Especially when it comes to singing high notes, this exercise is an absolute game-changer. Try humming a song you usually have a hard time singing through the straw for a while, then switch back to your normal singing voice. You’ll instantly see how much more relaxed your voice is and how much easier it is to sing higher notes.

Check out this video to learn how to master the straw technique!

3. Proper Warm-Ups 

Before rehearsal, while the guitarists are riffing like crazy, and the drummers are tuning their snare for what feels like an eternity, what are the vocalists doing?
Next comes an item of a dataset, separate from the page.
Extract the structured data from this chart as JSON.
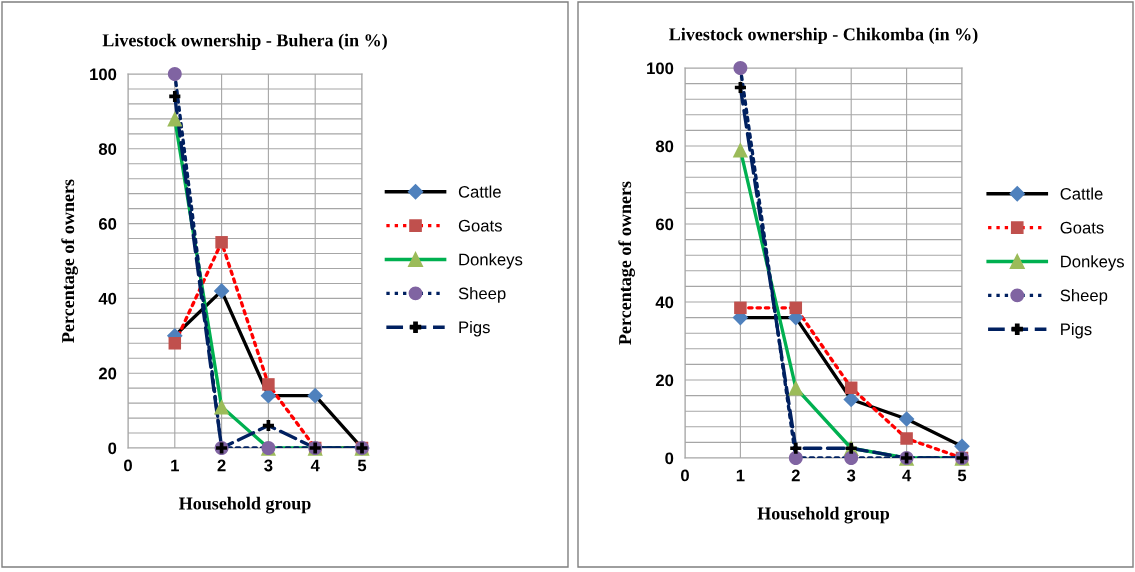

I really hope they’re warming up their voice and memorizing lyrics, but that’s not always the case.

Worship singers, I challenge you to utilize this time to your advantage! Even though it’s not a great space to practice, you can still hum, practice lips trills, and review your parts to get your voice warmed up.

Singing in the morning is even more of a challenge, so begin warming up your voice as soon as you wake up to get a head start. Your voice will thank you.

4. Trust Your Team & Trust the Holy Spirit 

For a while, I sang with a small worship team in a tiny 30 person church with a weak mix and not a lot of instrumentalists to carry the energy. I always felt that when I stopped singing, the congregation stopped worshipping, and so I did my best to fill the instrumental breaks with my voice.

It took me a while to realize that what I was doing wasn’t helping anyone, especially my own voice. I wasn’t trusting my team, and I wasn’t trusting the Holy Spirit. I thought the congregation needed me to sing more and add riffs and exhortation as often as possible.

The truth was, I was over-leading out of fear. 

Your church needs your heart more than your voice, and your team needs your trust in order to grow. Know when to sing and when not to sing. Know ahead of time what your voice can and cannot handle and delegate sections to other singers or instrumentals to help you carry the set.

Not only will you keep your voice healthy and strong, but you will empower those around you.